Terug op het Raadsplein blijkt dat plots zo goed als leeg. Twee agenten in burger cirkelen rond een politiewagen. Samir (26) vindt het politieoptreden in de buurt overdreven. “Met sommige agenten kunnen we wel nog oplossingen zoeken. Maar de agenten die hier werken, komen vaak uit andere delen van het land. Zij begrijpen ons niet.”

De Landsheer beaamt. “Dat is een van de grote problemen. Tussen de 25 en 30 procent van mijn agenten woont in Brussel. Heel wat jongeren zijn bovendien niet geïnteresseerd om bij ons te werken omdat ze niet voldoen aan de diplomavereisten.

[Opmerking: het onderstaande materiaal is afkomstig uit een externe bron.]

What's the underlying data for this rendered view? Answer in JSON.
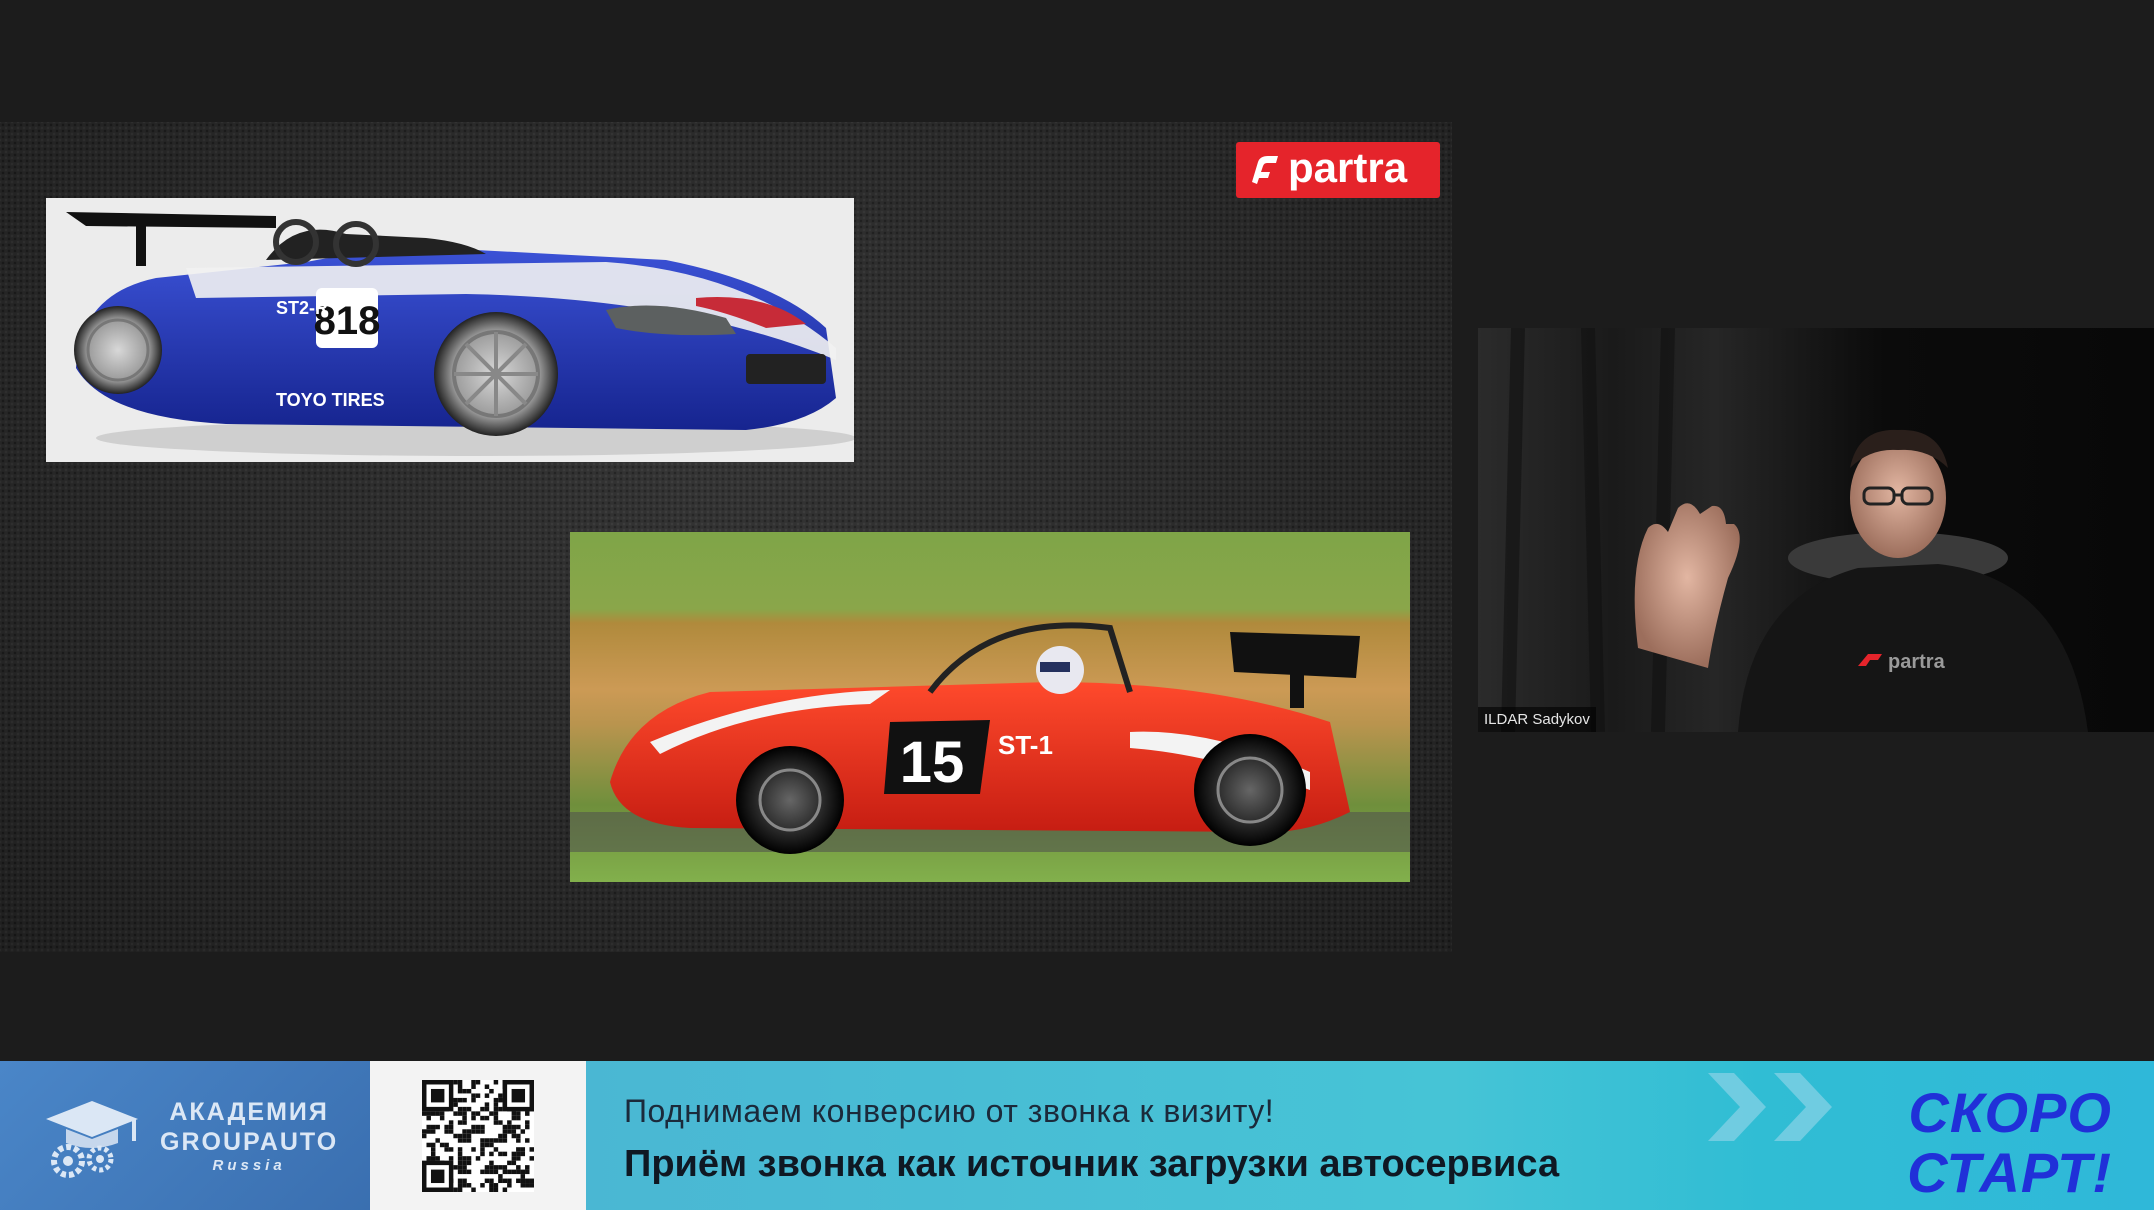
{
  "slide": {
    "brand": "partra",
    "photos": {
      "blue_car": {
        "race_number": "818",
        "class_label": "ST2-R",
        "sponsor": "TOYO TIRES"
      },
      "red_car": {
        "race_number": "15",
        "class_label": "ST-1"
      }
    },
    "colors": {
      "brand_red": "#e5242b",
      "slide_bg": "#2a2a2a"
    }
  },
  "video": {
    "speaker_name": "ILDAR Sadykov",
    "shirt_text": "partra"
  },
  "banner": {
    "academy": {
      "line1": "АКАДЕМИЯ",
      "line2": "GROUPAUTO",
      "line3": "Russia"
    },
    "qr_icon": "qr-code",
    "subtitle": "Поднимаем конверсию от звонка к визиту!",
    "title": "Приём звонка как источник загрузки автосервиса",
    "soon_line1": "СКОРО",
    "soon_line2": "СТАРТ!",
    "colors": {
      "academy_bg": "#3a6fb0",
      "headline_bg": "#46c4d6",
      "soon_text": "#2030d8"
    }
  }
}
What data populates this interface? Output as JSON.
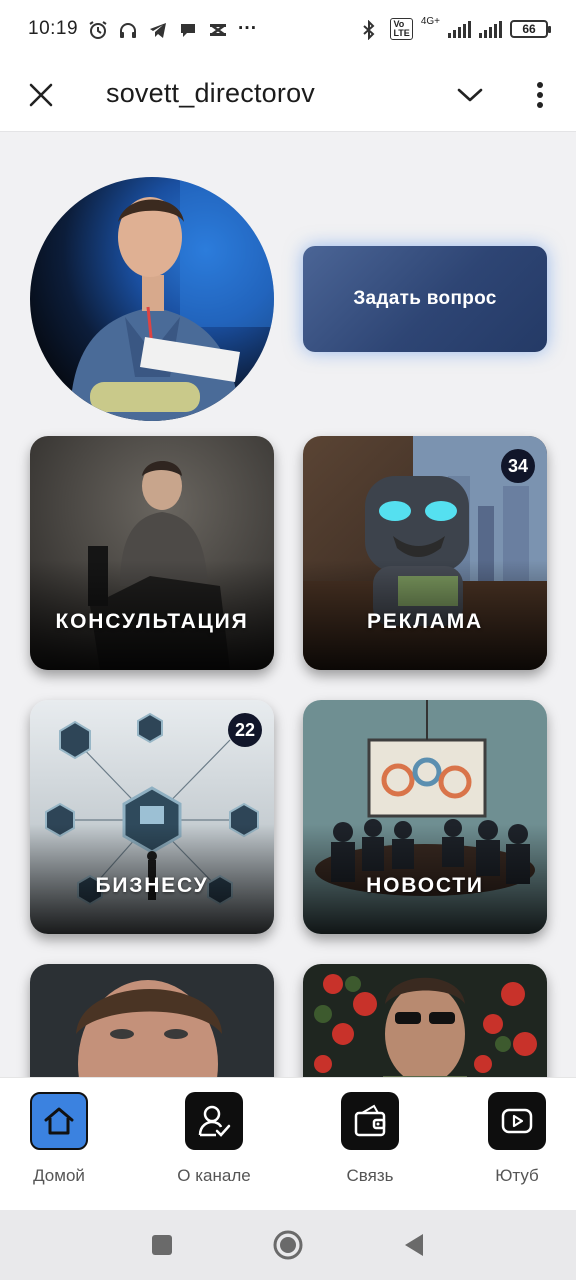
{
  "status_bar": {
    "time": "10:19",
    "network": "4G+",
    "battery": "66",
    "more": "···"
  },
  "header": {
    "title": "sovett_directorov"
  },
  "ask_button": {
    "label": "Задать вопрос"
  },
  "tiles": [
    {
      "label": "КОНСУЛЬТАЦИЯ",
      "badge": ""
    },
    {
      "label": "РЕКЛАМА",
      "badge": "34"
    },
    {
      "label": "БИЗНЕСУ",
      "badge": "22"
    },
    {
      "label": "НОВОСТИ",
      "badge": ""
    }
  ],
  "bottom_nav": [
    {
      "label": "Домой",
      "icon": "home-icon",
      "active": true
    },
    {
      "label": "О канале",
      "icon": "user-check-icon",
      "active": false
    },
    {
      "label": "Связь",
      "icon": "wallet-icon",
      "active": false
    },
    {
      "label": "Ютуб",
      "icon": "youtube-icon",
      "active": false
    }
  ],
  "colors": {
    "accent": "#3b82e0",
    "ask_button": "#2e4574",
    "badge": "#11162a"
  }
}
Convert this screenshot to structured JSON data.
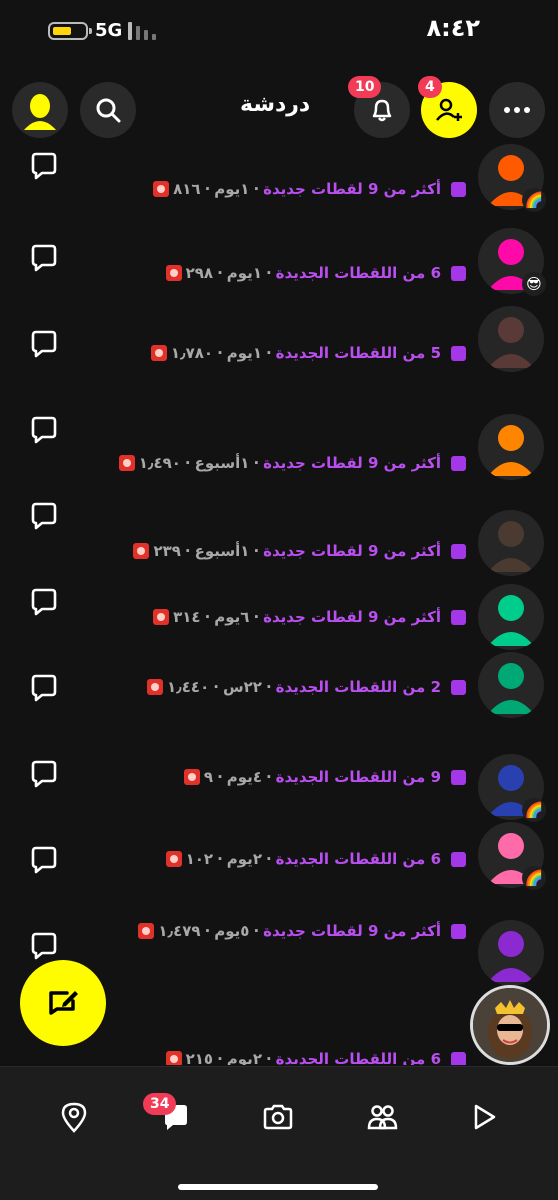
{
  "status": {
    "time": "٨:٤٢",
    "network": "5G"
  },
  "header": {
    "title": "دردشة",
    "notifications_badge": "10",
    "add_friend_badge": "4"
  },
  "chats": [
    {
      "prefix": "أكثر من",
      "count": "9",
      "suffix": "لقطات جديدة",
      "time": "١يوم",
      "streak": "٨١٦",
      "avatar_color": "#ff5a00",
      "avatar_badge": "🌈"
    },
    {
      "prefix": "",
      "count": "6",
      "suffix": "من اللقطات الجديدة",
      "time": "١يوم",
      "streak": "٢٩٨",
      "avatar_color": "#ff0aa8",
      "avatar_badge": "😎"
    },
    {
      "prefix": "",
      "count": "5",
      "suffix": "من اللقطات الجديدة",
      "time": "١يوم",
      "streak": "١٫٧٨٠",
      "avatar_color": "#5a3a36",
      "avatar_badge": ""
    },
    {
      "prefix": "أكثر من",
      "count": "9",
      "suffix": "لقطات جديدة",
      "time": "١أسبوع",
      "streak": "١٫٤٩٠",
      "avatar_color": "#ff8500",
      "avatar_badge": ""
    },
    {
      "prefix": "أكثر من",
      "count": "9",
      "suffix": "لقطات جديدة",
      "time": "١أسبوع",
      "streak": "٢٣٩",
      "avatar_color": "#4a3a30",
      "avatar_badge": ""
    },
    {
      "prefix": "أكثر من",
      "count": "9",
      "suffix": "لقطات جديدة",
      "time": "٦يوم",
      "streak": "٣١٤",
      "avatar_color": "#00cc8c",
      "avatar_badge": ""
    },
    {
      "prefix": "",
      "count": "2",
      "suffix": "من اللقطات الجديدة",
      "time": "٢٢س",
      "streak": "١٫٤٤٠",
      "avatar_color": "#00a876",
      "avatar_badge": ""
    },
    {
      "prefix": "",
      "count": "9",
      "suffix": "من اللقطات الجديدة",
      "time": "٤يوم",
      "streak": "٩",
      "avatar_color": "#2840b0",
      "avatar_badge": "🌈"
    },
    {
      "prefix": "",
      "count": "6",
      "suffix": "من اللقطات الجديدة",
      "time": "٢يوم",
      "streak": "١٠٢",
      "avatar_color": "#ff6aa8",
      "avatar_badge": "🌈"
    },
    {
      "prefix": "أكثر من",
      "count": "9",
      "suffix": "لقطات جديدة",
      "time": "٥يوم",
      "streak": "١٫٤٧٩",
      "avatar_color": "#8a2ad0",
      "avatar_badge": ""
    },
    {
      "prefix": "",
      "count": "6",
      "suffix": "من اللقطات الجديدة",
      "time": "٢يوم",
      "streak": "٢١٥",
      "avatar_color": "",
      "avatar_badge": ""
    }
  ],
  "bottom_nav": {
    "chat_badge": "34"
  }
}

Agenten die wél uit de buurt komen, worden soms bedreigd en verhuizen uiteindelijk naar een ander korps of naar een ander deel van het land.”

Samir vindt de huidige aanpak van de politie in Anderlecht te agressief. “Kinderen zien hoe hun oudere broers worden aangepakt. Zij zitten vol woede. Jongeren luisteren naar oudere gasten zoals ik. Niet naar agenten. Jongeren gebruiken geweld omdat dat het enige is dat ze nog kunnen doen. Er is te weinig te doen. Ze hangen hier veel rond. We hebben de burgemeester een brief geschreven in de hoop dat de politie minder agressief wordt. We vroegen ook meer budget voor buurtactiviteiten, maar daar werd niet op gereageerd.”

Burgemeester Fabrice Cumps (PS) geeft aan dat hij altijd reageert op brieven. “Ik ben pas burgemeester sinds mei, ik heb in dat kader geen boodschap gekregen. In april beloofde ik wel dat er een grote vergadering met verschillende actoren uit het jeugdwerk en de gemeentediensten zou komen. Dat kon door de coronacrisis niet plaatsvinden. Ik wil zeker de uitspraak van het parket niet becommentariëren, maar ik begrijp dat de jeugd zich daarover vragen stelt.”

Ook korpschef De Landsheer wil stappen zetten: “We gaan moeten zoeken hoe we het vertrouwen kunnen herstellen. Ik wil duidelijk maken dat we openstaan voor dialoog.”

Later op de avond is het Raadsplein bijna leeg. “Vroeger waren er af en toe wel goede agenten”, zegt Mehmet. “Maar sinds Adil? Neen, we vertrouwen ze niet meer. Dit komt niet meer goed.”